As gravações de ABR evocadas por estouro de clique e Tom podem ser usadas para avaliar diferenças de limiar auditivo, função de crescimento de amplitude e comparação de latência. Os ABRs Click-evoked no modo crescente SPL são representados na Figura 1 para controles e duas linhas de mouse exemplares mutantes que são deficientes para o cav3,2 T-tipo tensão-gated CA2 + Channel (i.e., CAv3,2+/- e CA v3,2 mutantes nulos [Cav3,2-/-]). Como descrito acima, uma investigação específica de gênero é geralmente recomendada, devido a diferenças específicas do sexo nos parâmetros auditivos nos seres humanos54,55 e camundongos56,57. ABRs para Free-Field Click (0,1 ms) e Tone Burst (1 – 42 kHz em 6 kHz passos, 4,5 ms no total com um 1,5 ms tempo de rampa) estímulos acústicos foram registrados como descrito no protocolo. Note que os potenciais vértice-positivos são plotados como deflexões ascendentes como representado em gravações Click-evoked representativas para a fêmea CAv3,2+/+ (Figura 1a), CAv3,2+/- (Figura 1b ) e CAv3,2-/- camundongos (Figura 1C). Nesse cenário, as ABRs representativas em fêmeas sugeriram um aumento do limiar auditivo de PEATE-evocado e alteração da função de crescimento da amplitude em ratos fêmeas CAv3,2-/- em comparação com CAv3,2+/+ e CAv 3,2+/- animais. A mesma tendência foi observada para os machos que sugeriram um aumento dos limiares de PEATE-evoked e amplitudes reduzidas em CAv2,3-/- comparado aos controles e heterozygous CAv3,2+/- camundongos. Os ABRs evocados por rajada de Tom exemplar são representados na Figura 2 para as fêmeas cav3,2+/+, CAv3,2+/-e CAv3,3-/- camundongos (todos os animais tinham 20 semanas de idade).

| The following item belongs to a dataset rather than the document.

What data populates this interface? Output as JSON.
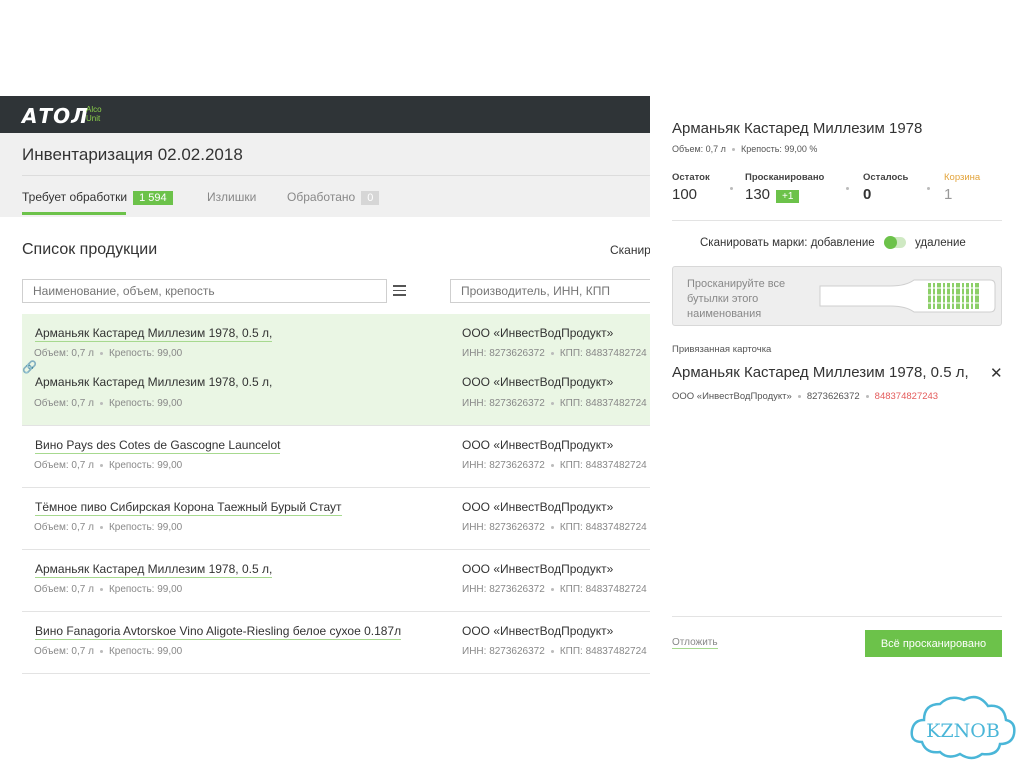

Como primeiro passo na análise do desempenho auditivo geral, foram investigados ABRs com clique-evocado para diferentes SPLs (0 – 90 dB) utilizando o sistema automatizado de detecção de limiar de ABR descrito na seção 5 do protocolo (Figura 3). Os animais analisados foram pareados por idade, pois o envelhecimento pode ter impacto dramático na perda auditiva neurossensorial58,59. Em seguida, foram analisadas as possíveis alterações nos níveis de limiar de PEATE evocados por diferentes frequências de burst de Tom (1 – 42 kHz, Figura 4). Nas linhas de mouse exemplares, CAv2,3+/- e CAv3,2-/- exibiram limiares auditivos aumentados de Click e Tone em relação aos controles (todos os animais tinham 20 semanas de idade).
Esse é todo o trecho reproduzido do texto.